After years working in rural health care, the story of a young family living in B.C.’s northern interior still sticks with Dr. Jude Kornelsen.
The closest maternity care centre was a two-and-a-half-hour drive from their home. They had to move there more than a month before their second child was due to manage pregnancy complications.
The woman’s husband worked in resource extraction and had to take time off to care for her and their family while they waited.
They ended up having to stay there two months, paying for temporary accommodation on top of all their bills back home without income coming in.
In the end, they defaulted on their mortgage. With a newborn in tow, the couple was forced to sell their home and find a new place to live close to their family and community.
This story is not unique, says Kornelsen, co-director of the Centre for Rural Health Research at the University of British Columbia.
People from rural and remote parts of B.C. pay an average of $2,234 out-of-pocket when they are forced to travel out of their communities for medical care, a new report from the centre has found.
In the wake of the report, rural health advocates are calling for the next government to reduce costs for rural patients by expanding specialist clinics in smaller centres and covering costs when people have no choice but to leave their communities for care.
“It’s not just getting to the surgery or the birth,” said Kornelsen, who led the survey with four patient partners. “It’s the other things, the specialist visits, the pre-operation testing and the followups that create this huge burden.”
Childcare, gas, accommodation costs and lost wages all add up quickly when people are undergoing cancer treatment, managing chronic conditions or giving birth.
Accommodation costs each patient an average of $674 in their course of treatment, and $777 was average for transportation costs.
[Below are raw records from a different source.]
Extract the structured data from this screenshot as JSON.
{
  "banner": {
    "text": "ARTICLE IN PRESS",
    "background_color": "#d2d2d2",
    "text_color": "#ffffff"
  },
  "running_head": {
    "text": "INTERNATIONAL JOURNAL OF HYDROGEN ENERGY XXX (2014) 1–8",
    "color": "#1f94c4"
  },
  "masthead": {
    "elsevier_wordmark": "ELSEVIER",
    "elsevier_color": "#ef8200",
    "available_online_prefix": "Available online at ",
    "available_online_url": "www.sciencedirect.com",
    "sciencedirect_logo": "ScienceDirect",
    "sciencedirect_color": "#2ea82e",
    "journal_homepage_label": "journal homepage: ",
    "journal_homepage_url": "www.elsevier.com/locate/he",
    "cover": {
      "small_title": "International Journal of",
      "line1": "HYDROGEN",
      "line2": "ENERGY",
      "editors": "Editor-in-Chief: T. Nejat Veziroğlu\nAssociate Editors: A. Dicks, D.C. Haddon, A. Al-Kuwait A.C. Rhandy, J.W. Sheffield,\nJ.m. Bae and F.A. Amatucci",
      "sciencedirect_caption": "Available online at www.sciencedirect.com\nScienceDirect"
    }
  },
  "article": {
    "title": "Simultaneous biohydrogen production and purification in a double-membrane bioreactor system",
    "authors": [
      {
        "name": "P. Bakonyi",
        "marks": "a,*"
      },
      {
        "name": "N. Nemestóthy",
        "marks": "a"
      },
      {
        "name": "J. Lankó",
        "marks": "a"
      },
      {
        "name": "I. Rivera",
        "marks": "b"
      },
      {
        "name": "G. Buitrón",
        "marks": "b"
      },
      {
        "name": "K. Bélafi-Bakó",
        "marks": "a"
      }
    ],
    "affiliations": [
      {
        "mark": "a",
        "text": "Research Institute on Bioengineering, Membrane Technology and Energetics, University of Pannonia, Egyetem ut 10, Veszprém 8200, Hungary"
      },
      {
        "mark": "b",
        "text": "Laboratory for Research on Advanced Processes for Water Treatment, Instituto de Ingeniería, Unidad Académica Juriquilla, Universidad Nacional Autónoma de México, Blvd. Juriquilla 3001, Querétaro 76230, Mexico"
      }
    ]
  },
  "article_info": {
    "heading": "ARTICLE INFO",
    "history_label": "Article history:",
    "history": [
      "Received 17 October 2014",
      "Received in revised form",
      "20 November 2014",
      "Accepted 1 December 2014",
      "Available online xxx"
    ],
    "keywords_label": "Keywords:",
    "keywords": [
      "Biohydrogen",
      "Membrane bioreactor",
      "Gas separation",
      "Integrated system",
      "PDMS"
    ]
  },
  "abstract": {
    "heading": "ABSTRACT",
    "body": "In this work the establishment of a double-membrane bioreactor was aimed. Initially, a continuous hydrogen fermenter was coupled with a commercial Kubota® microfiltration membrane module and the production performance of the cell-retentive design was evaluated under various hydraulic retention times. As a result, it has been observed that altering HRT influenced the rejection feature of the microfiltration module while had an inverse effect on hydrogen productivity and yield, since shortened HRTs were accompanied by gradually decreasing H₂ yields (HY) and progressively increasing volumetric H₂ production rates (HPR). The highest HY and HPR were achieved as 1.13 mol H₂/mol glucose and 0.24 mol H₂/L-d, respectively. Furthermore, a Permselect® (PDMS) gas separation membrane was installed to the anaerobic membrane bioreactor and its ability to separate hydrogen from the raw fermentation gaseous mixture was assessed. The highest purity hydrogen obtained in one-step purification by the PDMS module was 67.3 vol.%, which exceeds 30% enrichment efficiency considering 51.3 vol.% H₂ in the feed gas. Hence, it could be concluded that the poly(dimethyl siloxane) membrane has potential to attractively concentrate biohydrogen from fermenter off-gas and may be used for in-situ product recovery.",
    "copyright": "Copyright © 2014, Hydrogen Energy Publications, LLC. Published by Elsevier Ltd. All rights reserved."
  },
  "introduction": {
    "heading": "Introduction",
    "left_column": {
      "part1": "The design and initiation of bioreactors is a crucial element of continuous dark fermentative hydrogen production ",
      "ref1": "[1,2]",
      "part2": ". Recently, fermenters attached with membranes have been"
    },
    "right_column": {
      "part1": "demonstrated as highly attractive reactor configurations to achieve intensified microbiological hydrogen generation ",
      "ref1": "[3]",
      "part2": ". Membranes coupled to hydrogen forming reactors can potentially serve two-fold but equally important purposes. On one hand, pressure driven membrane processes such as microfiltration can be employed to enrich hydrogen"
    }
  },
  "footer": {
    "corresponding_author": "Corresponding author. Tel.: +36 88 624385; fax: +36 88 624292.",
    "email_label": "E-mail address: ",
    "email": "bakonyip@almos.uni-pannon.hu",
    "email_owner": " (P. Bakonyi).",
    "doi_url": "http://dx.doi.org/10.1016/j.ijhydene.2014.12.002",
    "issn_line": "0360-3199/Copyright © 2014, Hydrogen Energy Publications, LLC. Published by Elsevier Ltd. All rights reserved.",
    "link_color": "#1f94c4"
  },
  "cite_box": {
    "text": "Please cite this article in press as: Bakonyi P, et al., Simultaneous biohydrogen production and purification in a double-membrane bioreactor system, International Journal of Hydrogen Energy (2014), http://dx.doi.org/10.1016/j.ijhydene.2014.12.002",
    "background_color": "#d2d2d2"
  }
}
The three per cent of respondents who flew to treatment spent an average of $1,577 on airfare.
Of 381 patients surveyed between 2017 and 2020, 78 per cent had trouble paying out-of-pocket costs while only 14 per cent of respondents had financial help from an organization.
And paying for these things can be even harder for seniors who retire to rural areas and deal with complicated health challenges in their later years while on a fixed income or pension.
Kornelsen noted that the end of Greyhound bus service in B.C. has driven up costs, causing patients stress about finding a ride to appointments or driving in severe winter weather.
“Travel in the winter from Smithers to Terrace is life-threatening,” wrote one respondent to the survey. “We were almost killed on Dec. 13 when we careened off the icy road after spinning many times down the road and narrowly missing other traffic.”
And even though rural patients rate their care positively, the stress of travel and paying associated costs can have drastic effects on their mental and physical health.
Patients reported avoided seeking care because they knew they would face travel costs they couldn’t afford. Children were hurt, they said, when they were pulled from school to accompany family members to treatment.
The disruption to work, family and community support takes a steep toll, particularly for women from remote communities and First Nations who have to give birth outside their community.
“They essentially have to leave the community for an event that is a course of life,” said Kornelsen. “At this really important and vulnerable time, they have to remove themselves from their support networks.”
Armed with numbers to support the patients’ stories they’ve heard for years, rural health advocates are now calling for the province to take bold action to cover health-related travel costs.
They see the election as an opportunity to push candidates on the issue, particularly in the few hotly contested rural ridings like Fraser-Nicola, won by the BC Liberals by a narrow margin in 2017.
“Not only is it difficult to access services, but sometimes the services just don’t exist at all,” said Ed Staples, president of the BC Rural Health Network. “This survey provides us with the evidence we need to go to the provincial authorities and say ‘Look, we need you to address this problem in legislation.’”
Staples and Nienke Klaver, his wife and co-founder of the network, have seen firsthand how bringing specialists into communities makes a difference.
By 2017, their small community of Princeton had just one family doctor for about 5,000 nearby residents, and the hospital’s emergency department was set to limit hours and then later close.
“It was a crisis situation, it had reached a tipping point, and it really woke up our community,” said Staples, a former music teacher who retired to Princeton 12 years ago.
The Support Our Health Care society of Princeton, founded five years earlier, was able to protest and draw enough attention to the problem to prevent the emergency department closure, and then some.
There are now six full-time family doctors in town and more than a dozen specialists who hold monthly clinics in Princeton so patients don’t have to travel to them.
And the society became one of six founding members of the network, which now consists of 40 organizations and individuals across the province.
Creating the same model in other communities is possible, says Staples.
That should start with providing coverage of out-of-pocket costs for health travel and expenses and directing health authorities to provide more services in smaller communities, Staples said. Support that allows midwives to have sustainable practices in smaller communities is also critical to allow people to give birth without leaving their homes.
Staples and Kornelsen would also like to see health authorities encourage specialist clinics in more rural areas and to leverage the pandemic-driven shift to virtual care to make routine appointments available by phone or video chat options.
The pandemic has affected travel options and how much community support some people may access, and Kornelsen is already planning a followup survey this fall to judge the impacts of COVID-19 on these patients.
At the moment, though, Staples is hopeful change in the rest of the province will come, just as it did in Princeton.
“I’m very optimistic. That’s in my nature I guess.”